SIRV-Set 4: Isoform Mix E0, ERCCs, and long SIRVs

SIRV-Set 4 (Cat. No. 141) contains the long SIRV module with 15 RNAs of 4 – 12 kb length in addition to the 69 isoforms and 92 ERCC transcripts of SIRV-Set 3. The long SIRVs are present at concentrations identical to the SIRV isoforms, and therefore quantification is not affected by isoform complexity, resulting in a smaller standard error (Figure 3).

SIRV-Set 4 covers three spike-in aspects: isoform complexity, abundance, and length. These are clearly segregated with the long SIRVs having non-overlapping sequences and equal concentrations (Figure 4).
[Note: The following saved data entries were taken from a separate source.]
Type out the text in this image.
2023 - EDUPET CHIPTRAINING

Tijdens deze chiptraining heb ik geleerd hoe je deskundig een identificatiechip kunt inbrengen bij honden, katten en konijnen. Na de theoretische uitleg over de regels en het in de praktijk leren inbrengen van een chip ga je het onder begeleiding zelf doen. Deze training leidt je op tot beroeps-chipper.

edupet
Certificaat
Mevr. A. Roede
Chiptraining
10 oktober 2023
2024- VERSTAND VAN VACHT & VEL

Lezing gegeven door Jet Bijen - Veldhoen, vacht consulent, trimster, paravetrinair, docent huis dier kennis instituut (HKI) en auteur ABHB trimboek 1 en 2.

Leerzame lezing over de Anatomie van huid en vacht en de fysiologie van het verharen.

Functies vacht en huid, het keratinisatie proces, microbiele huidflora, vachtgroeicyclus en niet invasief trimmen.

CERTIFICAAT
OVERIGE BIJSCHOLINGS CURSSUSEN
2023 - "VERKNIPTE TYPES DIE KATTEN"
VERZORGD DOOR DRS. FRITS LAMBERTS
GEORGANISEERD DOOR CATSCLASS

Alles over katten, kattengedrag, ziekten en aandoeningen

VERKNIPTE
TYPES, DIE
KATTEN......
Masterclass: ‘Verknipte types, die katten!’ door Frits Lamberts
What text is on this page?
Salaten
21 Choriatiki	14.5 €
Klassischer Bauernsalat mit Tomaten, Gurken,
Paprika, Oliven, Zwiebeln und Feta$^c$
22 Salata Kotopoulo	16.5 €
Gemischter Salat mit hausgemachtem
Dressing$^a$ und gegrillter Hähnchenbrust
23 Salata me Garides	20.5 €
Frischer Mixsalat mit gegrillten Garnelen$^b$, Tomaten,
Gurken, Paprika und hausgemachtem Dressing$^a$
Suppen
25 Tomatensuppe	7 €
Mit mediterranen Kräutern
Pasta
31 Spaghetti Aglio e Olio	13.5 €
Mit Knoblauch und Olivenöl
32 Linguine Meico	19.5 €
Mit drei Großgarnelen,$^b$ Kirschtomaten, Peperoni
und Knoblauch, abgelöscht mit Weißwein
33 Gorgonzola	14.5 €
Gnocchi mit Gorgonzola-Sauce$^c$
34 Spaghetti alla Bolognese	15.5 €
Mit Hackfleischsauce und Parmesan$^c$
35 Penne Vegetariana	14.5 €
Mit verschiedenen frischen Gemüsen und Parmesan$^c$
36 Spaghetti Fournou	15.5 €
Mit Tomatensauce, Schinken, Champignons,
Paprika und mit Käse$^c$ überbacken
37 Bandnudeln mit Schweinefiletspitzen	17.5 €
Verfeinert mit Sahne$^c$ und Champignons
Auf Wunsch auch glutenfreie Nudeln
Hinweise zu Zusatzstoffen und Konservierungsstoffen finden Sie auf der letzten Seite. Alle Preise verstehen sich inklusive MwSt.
Isoform-and-abundance-complexity-and-Length-complexity

Figure 4 | A) Isoform and abundance complexity and B) Length complexity in SIRV-Set 4.The SIRV isoform and ERCC transcripts in SIRV-Set 3 control for the two main dimensions of transcriptome complexity: isoforms and abundance. SIRV-Set 4 additionally contains controls for length complexity. The isoform module with 69 transcripts from 7 genes contains all species at the same molarity (green bar). The single-isoform module with 92 ERCC transcripts spans a concentration range of 6 orders of magnitude (grey bar), which is sufficient to cover the entire dynamic range of naturally occurring transcripts. (a) The amount of attomoles refers to the typical amount that is spiked into 100 ng total RNA with the aim to obtain approx. 1 % of the mRNA-Seq reads. Long SIRVs (blue bar) contain 1 transcript per gene and are present at equimolar concentrations in SIRV-Set 4. B) Transcripts of the ERCC module range up to 2 kb in length, the ones of the SIRV isoform module up to 2.5 kb. The long SIRV module contains three transcripts in each of the length categories 4 kb, 6 kb, 8 kb, 10 kb and 12kb.